By now you can't have missed The Rasmus. The band's breakthrough album Dead Letters received great reviews and ensured these four now 24-year-old Helsinki guys Top 10 spots in over 11 countries. They were almost buried in awards and sold over one and a half million copies of the album. Now it is time to do it all over again! Their 6th album Hide From The Sun was recorded in Stockholm's Nord/Hansen Studio with the same producers as on "Dead Letters", Martin Hansen and Mikael Nord Andersson. The Rasmus stick to their guns and make a better, harder, tighter and catchier Dead Letters. The formula is present throughout - big riff, softer verses, big overblown sing-along choruses - but it's their formula now, and it's well executed. The Rasmus are like a giant musical sponge that seem to have spent years absorbing everything about overblown soft metal, synth-pop, the new romantics - heck the entirety of the 1980's Top 40 - and it feels like they've finally managed to squeeze the crap they don't want back out of the sponge, leaving them with their own defining sound. It's a bit like Hysteria-era Def Leppard with haunted house atmospherics, fronted by Morton Harket of A-ha, but it's more just like The Rasmus.

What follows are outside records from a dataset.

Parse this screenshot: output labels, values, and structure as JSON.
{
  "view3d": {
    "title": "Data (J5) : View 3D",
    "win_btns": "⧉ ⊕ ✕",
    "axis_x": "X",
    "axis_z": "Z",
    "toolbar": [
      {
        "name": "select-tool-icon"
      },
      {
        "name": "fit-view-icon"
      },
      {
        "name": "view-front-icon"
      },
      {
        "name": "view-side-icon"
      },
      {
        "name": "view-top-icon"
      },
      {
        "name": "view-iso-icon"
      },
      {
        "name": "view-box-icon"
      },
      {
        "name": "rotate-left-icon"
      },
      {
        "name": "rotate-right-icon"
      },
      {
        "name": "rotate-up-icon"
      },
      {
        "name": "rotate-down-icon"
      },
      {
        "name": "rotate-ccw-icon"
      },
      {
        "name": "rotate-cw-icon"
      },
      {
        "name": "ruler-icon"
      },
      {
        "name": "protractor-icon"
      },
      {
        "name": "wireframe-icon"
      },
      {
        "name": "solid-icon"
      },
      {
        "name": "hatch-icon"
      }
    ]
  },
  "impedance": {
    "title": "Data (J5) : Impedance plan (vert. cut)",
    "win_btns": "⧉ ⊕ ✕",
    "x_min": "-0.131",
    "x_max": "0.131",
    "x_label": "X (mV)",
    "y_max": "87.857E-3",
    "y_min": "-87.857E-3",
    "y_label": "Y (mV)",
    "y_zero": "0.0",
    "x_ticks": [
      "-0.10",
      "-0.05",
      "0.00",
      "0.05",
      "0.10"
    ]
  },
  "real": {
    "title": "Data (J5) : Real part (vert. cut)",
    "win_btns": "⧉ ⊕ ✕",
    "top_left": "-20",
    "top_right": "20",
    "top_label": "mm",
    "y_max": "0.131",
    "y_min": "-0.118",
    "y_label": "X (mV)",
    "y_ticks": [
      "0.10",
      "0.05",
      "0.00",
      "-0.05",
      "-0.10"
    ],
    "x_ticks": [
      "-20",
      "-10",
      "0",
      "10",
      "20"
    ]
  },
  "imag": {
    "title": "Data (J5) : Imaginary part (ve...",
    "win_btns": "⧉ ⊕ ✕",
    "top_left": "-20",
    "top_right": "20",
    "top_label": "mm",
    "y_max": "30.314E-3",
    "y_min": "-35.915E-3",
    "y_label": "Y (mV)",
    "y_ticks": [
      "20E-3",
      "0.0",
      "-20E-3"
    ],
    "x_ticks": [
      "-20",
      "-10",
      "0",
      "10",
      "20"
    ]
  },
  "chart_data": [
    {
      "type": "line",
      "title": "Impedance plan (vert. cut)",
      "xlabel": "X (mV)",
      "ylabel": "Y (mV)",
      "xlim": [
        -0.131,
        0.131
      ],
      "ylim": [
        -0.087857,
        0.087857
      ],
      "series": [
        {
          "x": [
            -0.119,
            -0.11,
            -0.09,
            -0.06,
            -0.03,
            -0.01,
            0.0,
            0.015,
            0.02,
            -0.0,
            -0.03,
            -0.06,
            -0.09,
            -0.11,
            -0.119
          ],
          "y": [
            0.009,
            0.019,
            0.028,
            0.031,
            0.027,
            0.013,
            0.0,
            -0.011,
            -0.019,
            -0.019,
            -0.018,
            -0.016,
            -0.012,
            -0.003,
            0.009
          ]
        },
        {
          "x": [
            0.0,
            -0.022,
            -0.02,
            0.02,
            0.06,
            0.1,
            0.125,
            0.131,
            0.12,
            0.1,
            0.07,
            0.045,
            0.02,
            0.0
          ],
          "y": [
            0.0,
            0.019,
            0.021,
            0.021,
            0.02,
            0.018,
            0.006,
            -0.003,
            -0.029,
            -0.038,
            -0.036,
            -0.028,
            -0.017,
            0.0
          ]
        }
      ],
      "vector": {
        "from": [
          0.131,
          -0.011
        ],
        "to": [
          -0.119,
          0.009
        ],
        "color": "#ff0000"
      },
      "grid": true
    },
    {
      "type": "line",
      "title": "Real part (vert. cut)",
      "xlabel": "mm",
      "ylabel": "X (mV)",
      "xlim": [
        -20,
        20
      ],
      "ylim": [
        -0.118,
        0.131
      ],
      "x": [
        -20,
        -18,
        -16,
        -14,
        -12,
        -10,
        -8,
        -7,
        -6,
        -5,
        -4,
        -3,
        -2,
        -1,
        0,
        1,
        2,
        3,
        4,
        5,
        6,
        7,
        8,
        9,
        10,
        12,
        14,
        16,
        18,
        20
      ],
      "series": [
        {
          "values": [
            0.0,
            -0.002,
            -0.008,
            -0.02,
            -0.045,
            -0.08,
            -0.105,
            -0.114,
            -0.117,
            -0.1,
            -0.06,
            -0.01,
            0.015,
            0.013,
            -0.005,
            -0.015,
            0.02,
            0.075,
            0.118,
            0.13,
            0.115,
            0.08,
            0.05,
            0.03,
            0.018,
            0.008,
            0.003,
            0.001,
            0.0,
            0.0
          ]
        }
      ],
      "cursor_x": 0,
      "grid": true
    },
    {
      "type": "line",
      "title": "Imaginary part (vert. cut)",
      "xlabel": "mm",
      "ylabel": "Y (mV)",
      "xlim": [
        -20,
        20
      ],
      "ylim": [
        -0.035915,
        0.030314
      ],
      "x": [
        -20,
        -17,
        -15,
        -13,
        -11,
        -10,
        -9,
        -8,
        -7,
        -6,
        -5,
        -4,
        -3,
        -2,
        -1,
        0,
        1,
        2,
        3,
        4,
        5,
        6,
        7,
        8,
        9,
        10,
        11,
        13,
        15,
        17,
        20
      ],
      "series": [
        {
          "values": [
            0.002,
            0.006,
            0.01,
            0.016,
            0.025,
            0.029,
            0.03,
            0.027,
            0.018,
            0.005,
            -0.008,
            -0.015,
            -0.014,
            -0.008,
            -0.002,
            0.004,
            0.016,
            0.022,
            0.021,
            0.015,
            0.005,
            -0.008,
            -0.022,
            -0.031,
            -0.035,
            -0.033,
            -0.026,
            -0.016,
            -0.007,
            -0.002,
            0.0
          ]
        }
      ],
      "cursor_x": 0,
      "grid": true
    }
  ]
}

From the opening salvo of Shot, this is a much more assured affair. Dead Letters took until Time To Burn for the big riffs to come in, but they're here from the word go, as is all the gothic melodrama and atmosphere we've come to expect. Yes, it's definitely heavier than most of Dead Letters, and it's also even more assuredly infectious with an audacious sleigh-bell chorus that will have their haters screaming in agony. Night After Night (Out Of The Shadows) is next, a deliberate follow-up to last year's catchiest single and, although not quite as dangerous, it's a better song. The flimsy disco groove that underpinned In The Shadows is gone for good on this record, replaced with yet another huge riff and perfectly judged chorus. The real sequel, however, is the single No Fear - it's almost as catchy and it will be on the radio forever. Dead Promises has Finnish heavy-metal-cello-band Apocalyptica ramping up the atmosphere, which builds up nicely to Immortal. This is probably the nearest Hide From The Sun goes to courting traditional metal-heads, and then only due to the splash of Iron Maiden guitar harmonies in the middle.

There's no real denying that this is The Rasmus' best album to date and it's very good indeed. Hide From The Sun is pop music, and rock music, that's utterly lacking in cynicism, egotistical posturing, sarcasm or irony, replacing all of the above with big emotion, bittersweet romance and dreams of better days. This record will be huge, and you won't be able to avoid it without serious strategic planning. If you're a Rasmus fan, then start celebrating now because Hide From The Sun is as good as you could possibly want it to be. The Rasmus don't need to hide from the sun - they are here to rock the world.